Sun God 2010 Lineup Inspires Excitement for Sun God 2009
This student’s plan to improve the festival involves impersonating Sun God and forcing vodka down freshman throats. - photo by Bora Buyktimkin
Kristin Muench
Students found their lowered expectations for UCSD’s annual Sun God Festival pleasantly satisfied last week, as the day failed to live up to long-established expectations of debauchery. According to analysts, Sun God Festival 2010 produced the highest scores of apathy and the lowest number of crazy stories per freshman in the festival’s 20-year history.
The uniquely uninspiring flavor of the event led students to recall a time when the festival, much like an intoxicated, paint-splattered buffalo, was allowed to roam free, across the lawns of UCSD. Students reported spending the day sharing stories of festivals long since past, when students were free to enjoy themselves, and the A.S. Council subsidized activities were not restricted to tame bean bag tosses and helmeted daisy chain making.
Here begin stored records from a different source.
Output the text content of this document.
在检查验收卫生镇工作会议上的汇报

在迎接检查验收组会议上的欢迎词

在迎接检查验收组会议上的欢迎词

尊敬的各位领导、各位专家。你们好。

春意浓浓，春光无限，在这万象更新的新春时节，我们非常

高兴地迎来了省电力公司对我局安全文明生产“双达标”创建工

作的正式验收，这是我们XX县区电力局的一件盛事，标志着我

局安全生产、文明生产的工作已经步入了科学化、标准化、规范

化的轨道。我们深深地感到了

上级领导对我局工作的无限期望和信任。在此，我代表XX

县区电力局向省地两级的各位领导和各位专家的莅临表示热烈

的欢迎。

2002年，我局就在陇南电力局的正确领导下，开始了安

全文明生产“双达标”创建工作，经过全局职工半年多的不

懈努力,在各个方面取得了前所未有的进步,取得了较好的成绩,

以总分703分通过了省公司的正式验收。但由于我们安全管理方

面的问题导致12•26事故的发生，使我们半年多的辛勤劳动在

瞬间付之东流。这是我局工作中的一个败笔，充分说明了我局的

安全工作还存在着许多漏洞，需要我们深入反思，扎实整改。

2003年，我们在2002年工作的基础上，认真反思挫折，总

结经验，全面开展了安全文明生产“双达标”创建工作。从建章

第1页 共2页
“After the lineup came out, I just couldn’t believe how lucky we had gotten last year,” Muir College junior Thom Daly explained: “We had bands that everyone liked, from hipsters to ravers to Gleek-types to suburbanite O.G.s. The dance tent was available to be enjoyed by everyone. It sounds crazy now, but people actually had a lot of fun.”
“We showed up at the dance tent at 7 p.m. and couldn’t get in even though it looked empty,” said Eleanor Roosevelt College senior Stacey Shumacher, a reveler whose recent experiences have only increased her excitement for last year’s Sun God. “Can you believe that Girl Talk came to campus? Ohmigawd! I was happy when it happened, but now I’m going to treasure that memory forever.”
Many lament that students graduating this year are the last to remember the fabled bacchanalia that once united the hands of nerds and jocks in the lifelong bond of beer-induced friendship.
“Some grad students might remember the before days,” professed Warren senior Eric Chen said, “but only from their vantage point hiding under their advisor’s desk as their students ran amok. They didn’t really get to see Sun God. No one did. And now, that memory is dying.”
Chen then turned to face the lengthening shadows as a single tear rolled down his flushed cheek.
Not all students have enjoyed the boost that Sun God Festival 2010 gave to the memory of all former Sun God Festivals. Some fear that the decreasing quality of the festivals — the result, many claim, of overregulation — will remove the only outlet the once-peaceable UCSD students had.
“We used to spend the year studying instead of partying because we had this one day when we could get it all out of our system,” Revelle senior Justo Lopez claimed. “If the wildness is taken out of Sun God, something’s gotta give. People are gonna crack during finals week, and soon we’ll become an uglier, unemployable SDSU. Then UCI sneaks up and — BAM! — we’re tied with Davis for number four in the UC system.”
Administrators hope to find a solution for next year’s festival that will reconcile the need to have a partying outlet with the desire to avoid expensive parent lawsuits that drain overtaxed university coffers. In the meantime they advise sticking to a series of progressively lower expectations, as evidenced by this year, to make each festival seem better than the next — literally.